Kabinet Kerja di rezim Joko Widodo dinilai sangat relevan untuk menerapkan konsep tersebut. Terlebih saat ini Jokowi banyak memberi tekanan pada semua aspek pembangunan ekonomi. Namun akibat ingin merangkul segala hal, fokus pemerintah saat ini menjadi buyar.
Situasi diperparah dengan masih bergantungnya pendapatan negara di sektor sumber daya alam, pengembangan industri terhambat dan manufaktur melemah. Aplikasi konsep Habibienomics akan membantu pemerintah di masa kini agar lebih fokus mengembangkan industri padat karya dari keunggulan komparatifnya, lalu memberi prioritas pada industri tertentu.
"Sebetulnya Jokowi itu telah memulainya dengan memberi perhatian pada industri kreatif, penekanannya ke sumber daya manusia," ujarnya.
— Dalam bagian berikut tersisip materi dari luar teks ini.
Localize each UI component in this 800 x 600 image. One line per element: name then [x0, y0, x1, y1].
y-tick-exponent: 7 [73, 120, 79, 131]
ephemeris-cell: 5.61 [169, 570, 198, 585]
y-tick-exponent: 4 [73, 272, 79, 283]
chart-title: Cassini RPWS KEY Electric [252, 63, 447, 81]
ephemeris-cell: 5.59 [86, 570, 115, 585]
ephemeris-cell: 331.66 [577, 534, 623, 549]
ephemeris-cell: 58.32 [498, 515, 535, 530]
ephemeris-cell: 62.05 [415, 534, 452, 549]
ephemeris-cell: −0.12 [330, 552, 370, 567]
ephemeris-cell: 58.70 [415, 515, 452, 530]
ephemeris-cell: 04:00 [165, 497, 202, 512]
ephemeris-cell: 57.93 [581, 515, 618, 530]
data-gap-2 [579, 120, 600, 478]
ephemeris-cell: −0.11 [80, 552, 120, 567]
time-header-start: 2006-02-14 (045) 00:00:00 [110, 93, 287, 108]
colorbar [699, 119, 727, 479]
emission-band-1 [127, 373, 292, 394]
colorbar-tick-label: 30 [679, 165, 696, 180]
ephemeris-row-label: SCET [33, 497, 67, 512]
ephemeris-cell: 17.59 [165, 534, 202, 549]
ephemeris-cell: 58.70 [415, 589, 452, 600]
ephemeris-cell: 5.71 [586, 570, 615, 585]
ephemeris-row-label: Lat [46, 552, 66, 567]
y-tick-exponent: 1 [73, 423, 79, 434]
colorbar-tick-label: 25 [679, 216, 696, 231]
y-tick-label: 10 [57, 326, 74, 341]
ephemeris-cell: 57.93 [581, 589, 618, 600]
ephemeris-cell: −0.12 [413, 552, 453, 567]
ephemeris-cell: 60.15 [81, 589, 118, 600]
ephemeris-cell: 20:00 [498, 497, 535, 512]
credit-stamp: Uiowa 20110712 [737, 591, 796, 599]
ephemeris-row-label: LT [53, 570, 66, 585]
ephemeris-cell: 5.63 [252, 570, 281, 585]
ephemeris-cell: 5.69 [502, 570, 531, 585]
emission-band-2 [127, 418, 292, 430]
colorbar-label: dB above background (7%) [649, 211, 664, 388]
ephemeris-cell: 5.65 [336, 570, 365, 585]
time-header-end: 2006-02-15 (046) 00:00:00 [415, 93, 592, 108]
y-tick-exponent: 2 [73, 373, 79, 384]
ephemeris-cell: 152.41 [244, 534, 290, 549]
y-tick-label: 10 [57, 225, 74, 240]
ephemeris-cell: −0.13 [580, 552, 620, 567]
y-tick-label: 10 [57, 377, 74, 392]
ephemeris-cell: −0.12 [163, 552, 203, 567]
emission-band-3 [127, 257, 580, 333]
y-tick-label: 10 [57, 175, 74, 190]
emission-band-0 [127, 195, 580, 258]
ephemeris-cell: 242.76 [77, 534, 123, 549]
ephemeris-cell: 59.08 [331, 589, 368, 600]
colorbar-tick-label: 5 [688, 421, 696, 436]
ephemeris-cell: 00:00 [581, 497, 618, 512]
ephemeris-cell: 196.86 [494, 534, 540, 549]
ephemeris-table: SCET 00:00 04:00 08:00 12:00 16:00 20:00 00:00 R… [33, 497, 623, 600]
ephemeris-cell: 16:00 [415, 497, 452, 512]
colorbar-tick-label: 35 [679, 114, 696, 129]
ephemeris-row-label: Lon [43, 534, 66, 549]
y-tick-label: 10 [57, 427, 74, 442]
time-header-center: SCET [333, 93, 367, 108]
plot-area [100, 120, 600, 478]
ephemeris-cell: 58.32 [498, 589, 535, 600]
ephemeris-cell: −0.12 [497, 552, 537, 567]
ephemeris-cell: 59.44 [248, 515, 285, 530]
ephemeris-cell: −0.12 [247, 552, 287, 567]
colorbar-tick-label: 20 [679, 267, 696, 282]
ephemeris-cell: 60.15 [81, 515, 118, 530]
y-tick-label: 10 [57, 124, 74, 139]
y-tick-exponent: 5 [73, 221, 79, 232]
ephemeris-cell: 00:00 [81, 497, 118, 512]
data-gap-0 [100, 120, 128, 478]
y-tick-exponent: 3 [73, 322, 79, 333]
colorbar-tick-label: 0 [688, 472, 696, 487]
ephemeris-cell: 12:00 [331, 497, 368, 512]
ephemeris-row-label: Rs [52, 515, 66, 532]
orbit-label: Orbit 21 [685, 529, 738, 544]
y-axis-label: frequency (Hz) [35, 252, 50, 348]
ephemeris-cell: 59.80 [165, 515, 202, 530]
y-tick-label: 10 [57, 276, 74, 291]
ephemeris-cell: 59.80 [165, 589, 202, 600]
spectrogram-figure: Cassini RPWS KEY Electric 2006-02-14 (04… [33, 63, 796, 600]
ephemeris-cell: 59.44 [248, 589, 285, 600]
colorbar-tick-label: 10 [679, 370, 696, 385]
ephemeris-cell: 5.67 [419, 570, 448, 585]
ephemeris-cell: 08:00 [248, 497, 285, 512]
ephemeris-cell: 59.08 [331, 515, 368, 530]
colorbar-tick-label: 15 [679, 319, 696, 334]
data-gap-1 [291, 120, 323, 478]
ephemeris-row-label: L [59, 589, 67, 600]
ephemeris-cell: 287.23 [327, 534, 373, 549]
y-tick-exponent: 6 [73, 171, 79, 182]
Pengertian keunggulan kompetitif, lanjut Juoro, adalah dinamika persaingan yang lebih ditentukan oleh produk dan proses baru karena inovasi teknologi, bukan semata-mata persaingan harga. Orientasinya lebih pada perdagangan antar produk manufaktur yang terdiferensiasi serta mengurangi ketergantungan pada perdagangan karena perbedaan negara dalam upah buruh dan sumber daya alam.